Sunday, September 27, 2009

They are Puzzled

A quick trip to the market this morning, downpour and all, and then an excruciatingly slow wait on line. Luckily someone I know from the neighborhood was also on line so we talked to pass the time. Now, what else do you talk about eruv Yom Kippur if not the fast? So we commiserated that it was going to be miserable walking to get to shul with all the rain and storms predicted. And she offered that her doctor had told her to drink lots of those sports drinks with electrolytes before the fast to help with dehydration and the inevitable headache.

And one of us mentioned the 25 hours the fast would take--and suddenly others on the line, including the check out person were staring at us. "You have fasts that last 25 hours?!" "What do you mean you can't drink--that's not eating?!" One person commented "At least you can get into bed and sleep through it if you have to." Should have seen his face when my friend explained that we were in Synagogue for the evening and for most of the day. Then he made another interesting comment: "Just how much praying to you get done when you're feeling lousy from fasting? Doesn't the fast defeat the purpose of all that praying?"

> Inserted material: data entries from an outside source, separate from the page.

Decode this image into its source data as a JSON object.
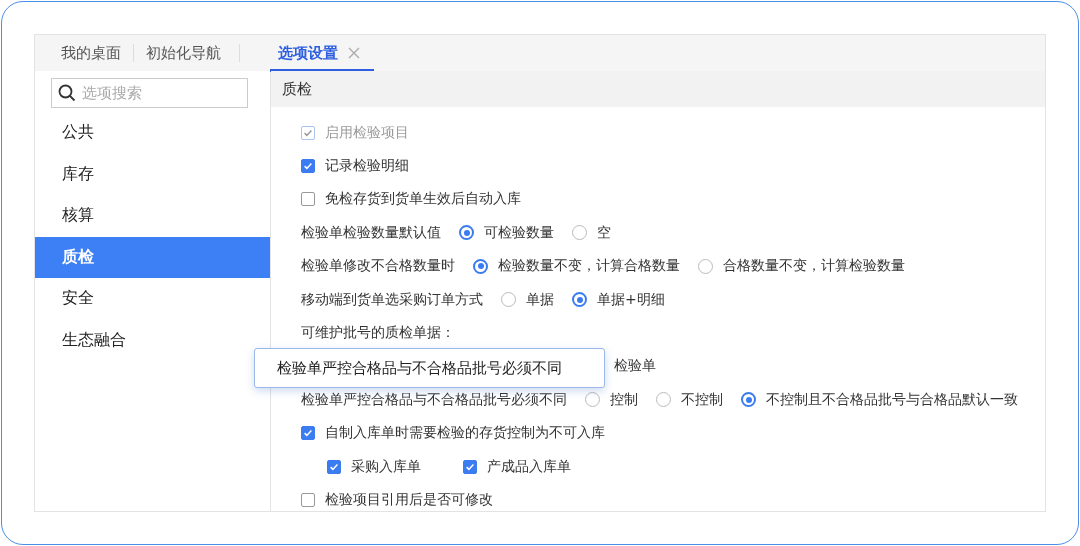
{
  "tabs": [
    {
      "label": "我的桌面",
      "selected": false,
      "closable": false
    },
    {
      "label": "初始化导航",
      "selected": false,
      "closable": false
    },
    {
      "label": "选项设置",
      "selected": true,
      "closable": true
    }
  ],
  "sidebar": {
    "search": {
      "placeholder": "选项搜索"
    },
    "items": [
      {
        "label": "公共",
        "selected": false
      },
      {
        "label": "库存",
        "selected": false
      },
      {
        "label": "核算",
        "selected": false
      },
      {
        "label": "质检",
        "selected": true
      },
      {
        "label": "安全",
        "selected": false
      },
      {
        "label": "生态融合",
        "selected": false
      }
    ]
  },
  "section": {
    "title": "质检"
  },
  "rows": [
    {
      "kind": "checkbox",
      "label": "启用检验项目",
      "checked": true,
      "disabled": true
    },
    {
      "kind": "checkbox",
      "label": "记录检验明细",
      "checked": true,
      "disabled": false
    },
    {
      "kind": "checkbox",
      "label": "免检存货到货单生效后自动入库",
      "checked": false,
      "disabled": false
    },
    {
      "kind": "radio",
      "label": "检验单检验数量默认值",
      "options": [
        {
          "label": "可检验数量",
          "selected": true
        },
        {
          "label": "空",
          "selected": false
        }
      ]
    },
    {
      "kind": "radio",
      "label": "检验单修改不合格数量时",
      "options": [
        {
          "label": "检验数量不变，计算合格数量",
          "selected": true
        },
        {
          "label": "合格数量不变，计算检验数量",
          "selected": false
        }
      ]
    },
    {
      "kind": "radio",
      "label": "移动端到货单选采购订单方式",
      "options": [
        {
          "label": "单据",
          "selected": false
        },
        {
          "label": "单据+明细",
          "selected": true
        }
      ]
    },
    {
      "kind": "text",
      "label": "可维护批号的质检单据："
    },
    {
      "kind": "obscured",
      "label": "检验单"
    },
    {
      "kind": "radio",
      "label": "检验单严控合格品与不合格品批号必须不同",
      "options": [
        {
          "label": "控制",
          "selected": false
        },
        {
          "label": "不控制",
          "selected": false
        },
        {
          "label": "不控制且不合格品批号与合格品默认一致",
          "selected": true
        }
      ]
    },
    {
      "kind": "checkbox",
      "label": "自制入库单时需要检验的存货控制为不可入库",
      "checked": true,
      "disabled": false,
      "children": [
        {
          "label": "采购入库单",
          "checked": true
        },
        {
          "label": "产成品入库单",
          "checked": true
        }
      ]
    },
    {
      "kind": "checkbox",
      "label": "检验项目引用后是否可修改",
      "checked": false,
      "disabled": false
    }
  ],
  "tooltip": {
    "text": "检验单严控合格品与不合格品批号必须不同"
  }
}
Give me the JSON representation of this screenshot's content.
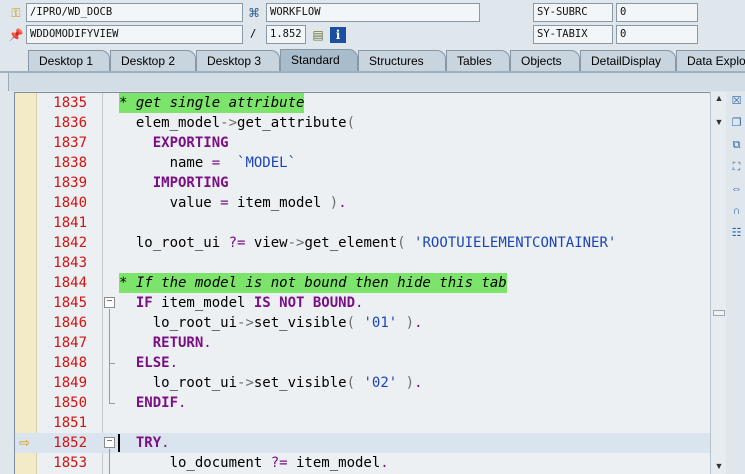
{
  "debugger": {
    "row1": {
      "program": "/IPRO/WD_DOCB",
      "event": "WORKFLOW",
      "sys_field_name": "SY-SUBRC",
      "sys_field_value": "0"
    },
    "row2": {
      "include": "WDDOMODIFYVIEW",
      "separator": "/",
      "line_no": "1.852",
      "sys_field_name": "SY-TABIX",
      "sys_field_value": "0"
    }
  },
  "tabs": [
    "Desktop 1",
    "Desktop 2",
    "Desktop 3",
    "Standard",
    "Structures",
    "Tables",
    "Objects",
    "DetailDisplay",
    "Data Explor"
  ],
  "active_tab": "Standard",
  "editor": {
    "lines": [
      {
        "no": "1835",
        "code": "* get single attribute"
      },
      {
        "no": "1836",
        "code": "  elem_model->get_attribute("
      },
      {
        "no": "1837",
        "code": "    EXPORTING"
      },
      {
        "no": "1838",
        "code": "      name =  `MODEL`"
      },
      {
        "no": "1839",
        "code": "    IMPORTING"
      },
      {
        "no": "1840",
        "code": "      value = item_model )."
      },
      {
        "no": "1841",
        "code": ""
      },
      {
        "no": "1842",
        "code": "  lo_root_ui ?= view->get_element( 'ROOTUIELEMENTCONTAINER'"
      },
      {
        "no": "1843",
        "code": ""
      },
      {
        "no": "1844",
        "code": "* If the model is not bound then hide this tab"
      },
      {
        "no": "1845",
        "code": "  IF item_model IS NOT BOUND."
      },
      {
        "no": "1846",
        "code": "    lo_root_ui->set_visible( '01' )."
      },
      {
        "no": "1847",
        "code": "    RETURN."
      },
      {
        "no": "1848",
        "code": "  ELSE."
      },
      {
        "no": "1849",
        "code": "    lo_root_ui->set_visible( '02' )."
      },
      {
        "no": "1850",
        "code": "  ENDIF."
      },
      {
        "no": "1851",
        "code": ""
      },
      {
        "no": "1852",
        "code": "  TRY."
      },
      {
        "no": "1853",
        "code": "      lo_document ?= item_model."
      }
    ],
    "current_line": "1852"
  },
  "colors": {
    "line_number": "#d31212",
    "keyword": "#7a0f85",
    "string": "#1c44b5",
    "comment_bg": "#7ce46a",
    "editor_bg": "#ecf0f3",
    "gutter_bg": "#f3ebc8"
  },
  "icons": {
    "program": "yellow-lock-icon",
    "include": "pin-icon",
    "event": "workflow-icon",
    "line": "source-icon",
    "info": "info-icon",
    "breakpoint_arrow": "execution-arrow-icon"
  }
}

There was no way to get into an answer to that and still get home to cook, so we didn't bother. How do you explain the power of tefillah on Yom Kippur? How do you explain kavanah in davening? How do you explain knowing you are standing to be judged and opening your heart to God? How do you explain that hope and faith, and yes, fear, get you through the day? And no, I'm not forgetting that many, myself included, do not fast well. How do you explain that prayer trumps pain and you do what you have to, need to do? And then there is this: God said to do it this way, so we do it this way.

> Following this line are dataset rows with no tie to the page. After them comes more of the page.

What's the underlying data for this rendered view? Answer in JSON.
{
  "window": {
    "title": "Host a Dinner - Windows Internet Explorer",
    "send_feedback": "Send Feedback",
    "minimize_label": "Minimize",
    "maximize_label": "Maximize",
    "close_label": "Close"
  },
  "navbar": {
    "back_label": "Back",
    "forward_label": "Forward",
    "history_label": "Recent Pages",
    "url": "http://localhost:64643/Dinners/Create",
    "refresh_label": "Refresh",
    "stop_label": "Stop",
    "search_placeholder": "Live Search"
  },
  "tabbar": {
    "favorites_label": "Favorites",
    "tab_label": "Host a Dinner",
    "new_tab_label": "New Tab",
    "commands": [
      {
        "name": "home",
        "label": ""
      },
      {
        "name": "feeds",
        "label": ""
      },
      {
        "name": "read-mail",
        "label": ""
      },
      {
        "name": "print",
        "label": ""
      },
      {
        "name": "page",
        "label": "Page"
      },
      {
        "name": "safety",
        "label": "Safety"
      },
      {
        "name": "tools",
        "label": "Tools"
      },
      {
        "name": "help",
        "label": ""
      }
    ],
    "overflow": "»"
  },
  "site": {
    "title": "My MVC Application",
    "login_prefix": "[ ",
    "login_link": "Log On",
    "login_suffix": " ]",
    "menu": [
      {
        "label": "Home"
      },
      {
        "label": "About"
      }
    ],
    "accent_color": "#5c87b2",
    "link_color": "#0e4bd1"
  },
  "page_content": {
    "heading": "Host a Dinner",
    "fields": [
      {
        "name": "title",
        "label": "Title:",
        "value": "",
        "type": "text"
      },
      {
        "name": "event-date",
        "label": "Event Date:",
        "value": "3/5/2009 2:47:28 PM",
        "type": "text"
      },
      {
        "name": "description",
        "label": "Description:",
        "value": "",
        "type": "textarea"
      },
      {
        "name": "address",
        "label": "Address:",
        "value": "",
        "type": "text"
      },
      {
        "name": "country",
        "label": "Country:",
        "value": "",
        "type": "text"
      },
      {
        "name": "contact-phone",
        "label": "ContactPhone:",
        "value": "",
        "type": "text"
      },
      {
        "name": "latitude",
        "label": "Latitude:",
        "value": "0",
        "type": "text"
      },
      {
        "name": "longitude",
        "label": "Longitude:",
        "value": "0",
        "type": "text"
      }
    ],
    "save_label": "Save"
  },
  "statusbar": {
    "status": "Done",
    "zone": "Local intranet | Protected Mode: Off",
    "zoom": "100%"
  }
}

That being said, a G'mar Chasima Tova to all. And yes, an easy fast.


Anonymous said...

For you and your family too hopes for a Gmar Tov and for a year filled with good. Yeah, really tough to explain our way of fasting. My co-workers look at me like I'm crazy and say they couldn't do it.

Lion of Zion said...

non-jews are always amazed when i tell that fasting really means *nothing*
in general, most "fasts" in other religions i've encountered aren't total 25 hour fasts

Anonymous said...

They think fasting means not eating a lot. :-D

It gets better when I tell them that my 88 year old grandmother doesn't even break her fast. She packs, has a cup of coffee, goes home, and goes to sleep. The jaws drop.

I don't know - I've never found fasting very difficult. I think people just have to give it a try.